Like night, as I was watching Kevin Spacey on "House of Cards," I had a couple of Girl Scout Thin Mints. They are the last food I will eat for the next 24 hours.  Somehow I have managed to maintain the last vestige of my orthodox Christian piety, and I will fast (not eat food) on Ash Wednesday. So today, when I woke up, I wished I'd had a burger instead of a thin mint...

Ash Wednesday begins the season of Lent for Christians. Growing up, Ash Wednesday was a big deal. We'd go to church, pray a lot, and not eat (well, when we were really young, we'd eat.) Somehow it was supposed to remind us of how fragile life is, and what our basic carbon life-form is capable of doing (or not doing, as it may be.) So today, I will eat nothing... 

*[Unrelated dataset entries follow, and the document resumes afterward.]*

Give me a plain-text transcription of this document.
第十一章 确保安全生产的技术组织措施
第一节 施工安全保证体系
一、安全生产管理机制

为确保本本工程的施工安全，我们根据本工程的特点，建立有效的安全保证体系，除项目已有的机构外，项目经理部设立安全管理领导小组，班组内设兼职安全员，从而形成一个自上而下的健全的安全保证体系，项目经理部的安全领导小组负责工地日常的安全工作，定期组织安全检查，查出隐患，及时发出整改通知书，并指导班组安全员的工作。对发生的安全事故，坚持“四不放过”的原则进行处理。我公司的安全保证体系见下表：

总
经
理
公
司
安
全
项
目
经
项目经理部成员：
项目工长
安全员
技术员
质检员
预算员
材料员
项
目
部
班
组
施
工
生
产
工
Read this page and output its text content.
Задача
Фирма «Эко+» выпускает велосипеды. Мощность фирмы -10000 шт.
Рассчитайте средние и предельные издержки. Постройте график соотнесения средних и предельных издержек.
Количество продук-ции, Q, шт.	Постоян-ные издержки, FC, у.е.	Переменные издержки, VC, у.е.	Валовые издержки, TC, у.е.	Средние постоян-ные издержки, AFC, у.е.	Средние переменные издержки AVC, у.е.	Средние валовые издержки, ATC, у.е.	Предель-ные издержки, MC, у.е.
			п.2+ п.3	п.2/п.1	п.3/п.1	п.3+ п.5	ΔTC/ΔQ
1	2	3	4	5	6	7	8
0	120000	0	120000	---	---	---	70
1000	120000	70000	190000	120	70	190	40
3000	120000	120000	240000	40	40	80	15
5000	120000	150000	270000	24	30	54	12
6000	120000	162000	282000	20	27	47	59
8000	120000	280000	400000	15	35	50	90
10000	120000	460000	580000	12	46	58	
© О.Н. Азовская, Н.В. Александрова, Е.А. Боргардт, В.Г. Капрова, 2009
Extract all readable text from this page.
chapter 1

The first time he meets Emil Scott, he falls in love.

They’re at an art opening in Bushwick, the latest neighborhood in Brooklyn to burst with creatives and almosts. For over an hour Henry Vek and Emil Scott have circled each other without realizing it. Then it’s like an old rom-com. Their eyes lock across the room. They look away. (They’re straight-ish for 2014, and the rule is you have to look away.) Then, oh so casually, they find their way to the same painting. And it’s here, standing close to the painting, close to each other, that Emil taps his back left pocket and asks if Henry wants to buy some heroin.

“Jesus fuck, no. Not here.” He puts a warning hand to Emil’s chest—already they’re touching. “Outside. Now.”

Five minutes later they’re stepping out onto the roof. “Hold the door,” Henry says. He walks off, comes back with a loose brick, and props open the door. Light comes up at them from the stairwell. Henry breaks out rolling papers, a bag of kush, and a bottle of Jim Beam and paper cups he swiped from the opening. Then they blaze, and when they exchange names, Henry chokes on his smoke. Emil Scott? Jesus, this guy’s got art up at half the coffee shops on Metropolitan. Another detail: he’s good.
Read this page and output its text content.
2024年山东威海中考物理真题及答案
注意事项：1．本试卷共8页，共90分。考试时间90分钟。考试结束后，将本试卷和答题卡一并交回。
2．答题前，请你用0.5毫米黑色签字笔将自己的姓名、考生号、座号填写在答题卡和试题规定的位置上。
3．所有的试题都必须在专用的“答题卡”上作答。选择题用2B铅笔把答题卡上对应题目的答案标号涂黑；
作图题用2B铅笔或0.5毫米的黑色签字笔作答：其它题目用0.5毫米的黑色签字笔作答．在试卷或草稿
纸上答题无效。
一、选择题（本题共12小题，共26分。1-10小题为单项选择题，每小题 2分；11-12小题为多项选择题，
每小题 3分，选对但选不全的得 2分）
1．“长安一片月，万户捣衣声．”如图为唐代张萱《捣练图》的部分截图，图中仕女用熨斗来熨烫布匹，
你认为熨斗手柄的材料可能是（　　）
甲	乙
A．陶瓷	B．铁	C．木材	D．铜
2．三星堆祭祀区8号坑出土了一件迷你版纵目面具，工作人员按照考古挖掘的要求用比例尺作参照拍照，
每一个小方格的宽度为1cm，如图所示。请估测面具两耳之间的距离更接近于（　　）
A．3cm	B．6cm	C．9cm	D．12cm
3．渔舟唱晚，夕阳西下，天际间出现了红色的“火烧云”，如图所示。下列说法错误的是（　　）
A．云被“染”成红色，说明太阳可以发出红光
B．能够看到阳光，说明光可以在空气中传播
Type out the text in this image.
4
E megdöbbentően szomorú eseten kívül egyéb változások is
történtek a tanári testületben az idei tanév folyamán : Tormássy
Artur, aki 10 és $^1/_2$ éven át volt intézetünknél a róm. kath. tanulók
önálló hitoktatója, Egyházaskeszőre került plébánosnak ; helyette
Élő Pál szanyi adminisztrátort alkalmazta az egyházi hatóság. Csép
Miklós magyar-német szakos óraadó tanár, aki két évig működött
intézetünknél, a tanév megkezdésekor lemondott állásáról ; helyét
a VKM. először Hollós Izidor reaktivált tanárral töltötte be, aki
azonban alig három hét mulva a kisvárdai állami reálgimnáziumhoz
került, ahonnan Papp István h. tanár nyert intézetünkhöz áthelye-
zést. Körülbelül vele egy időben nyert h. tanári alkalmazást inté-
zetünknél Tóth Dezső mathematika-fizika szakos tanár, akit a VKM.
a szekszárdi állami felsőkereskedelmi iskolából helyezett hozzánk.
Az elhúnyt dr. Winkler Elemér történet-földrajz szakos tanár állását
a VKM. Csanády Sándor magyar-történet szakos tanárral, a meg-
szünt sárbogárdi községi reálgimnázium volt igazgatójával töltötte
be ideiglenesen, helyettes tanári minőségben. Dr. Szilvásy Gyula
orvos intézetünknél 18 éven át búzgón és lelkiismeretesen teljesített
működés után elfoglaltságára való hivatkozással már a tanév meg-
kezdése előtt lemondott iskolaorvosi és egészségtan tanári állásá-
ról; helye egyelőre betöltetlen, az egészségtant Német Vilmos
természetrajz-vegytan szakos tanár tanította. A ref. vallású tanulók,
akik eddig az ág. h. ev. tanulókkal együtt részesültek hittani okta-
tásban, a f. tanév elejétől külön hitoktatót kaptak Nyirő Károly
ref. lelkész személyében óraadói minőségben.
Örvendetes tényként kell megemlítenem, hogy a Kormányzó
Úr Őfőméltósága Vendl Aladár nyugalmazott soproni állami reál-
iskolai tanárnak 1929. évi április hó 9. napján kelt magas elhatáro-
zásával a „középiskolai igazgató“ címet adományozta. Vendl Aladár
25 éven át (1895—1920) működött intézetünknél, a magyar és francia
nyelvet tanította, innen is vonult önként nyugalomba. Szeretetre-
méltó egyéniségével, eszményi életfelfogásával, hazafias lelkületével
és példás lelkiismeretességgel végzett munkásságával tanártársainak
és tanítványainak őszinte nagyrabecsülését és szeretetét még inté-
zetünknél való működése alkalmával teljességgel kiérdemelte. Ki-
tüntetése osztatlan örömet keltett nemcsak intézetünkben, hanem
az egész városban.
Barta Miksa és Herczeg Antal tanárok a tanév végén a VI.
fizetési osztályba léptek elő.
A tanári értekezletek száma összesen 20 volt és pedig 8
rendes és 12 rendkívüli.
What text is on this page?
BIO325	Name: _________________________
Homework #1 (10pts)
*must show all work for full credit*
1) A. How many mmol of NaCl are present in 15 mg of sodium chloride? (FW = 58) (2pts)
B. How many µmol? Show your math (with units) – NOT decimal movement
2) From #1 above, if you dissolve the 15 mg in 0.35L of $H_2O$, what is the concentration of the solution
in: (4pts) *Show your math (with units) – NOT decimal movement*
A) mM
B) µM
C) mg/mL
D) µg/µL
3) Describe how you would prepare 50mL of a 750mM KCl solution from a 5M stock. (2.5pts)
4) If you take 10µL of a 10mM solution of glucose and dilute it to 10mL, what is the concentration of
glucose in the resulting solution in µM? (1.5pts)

I fast these days almost because I have to fast as there is so much food around me. I live in an oasis of food, and compared to most of the world, mid-town Omaha may be one of the great food oases of all. We have top-flight restaurants, three different kinds of grocery stores, pubs, diners, ethnic food markets, and even a couple of fast-food joints, coffee shops that sell pastries, and a BBQ joint all within 2 miles of me. To not eat around here is to be the rudest of neighbors...

I don't fast on Ash Wednesday for my health. Since I do regulate my health by my diet, not eating does have a cleansing-type effect for me, and that should be good. The extra water I'll drink also probably won't hurt. I also don't fast on Ash Wednesday for solidarity with those who do not have enough food to eat. I understand there is more than enough food for everyone; yet, some get none or very little. As a species we stand condemned on that alone...it is our constant sorrow and shame. But I don't fast for that.

I also don't fast because Jesus did. (I know, you thought I was going to say the opposite. PSYCH!) You know, Jesus fasted before he began his ministry, and it's part of our understanding of who he is. This ring any bells?  Thank you Wilhelm Dafoe for reminding us of how depressing not eating can be. But I don't not eat because Jesus fasted.

I fast to remind myself that I love myself. So often I think so little of how I use or don't use my body. What diseases, dirt, danger, and neglect I often subject my ""body" to in the course of a day. Slam my finger? Shake it off. Run out to the truck without a coat? Tough it out. Not exercise? Hey, don't I have a 5 Guys gift card somewhere??? Today, I am trying to love my body a little more, and giving it a rest from eating and processing food is my gift to myself...In the same way I give myself a break, I hope to also give all those I meet today a break. To not stress them out...to not force them to choose..to be a constant friend and companion rather than enemy or overlord...and then, maybe I can move on to God? That might be a big stretch, but if I can give God a break, and love God rather than hate God today, I will have accomplished a true fast.

The morning is young...and I have to get to the gym.

May your tables be full (maybe not today, though), and your conversations be true.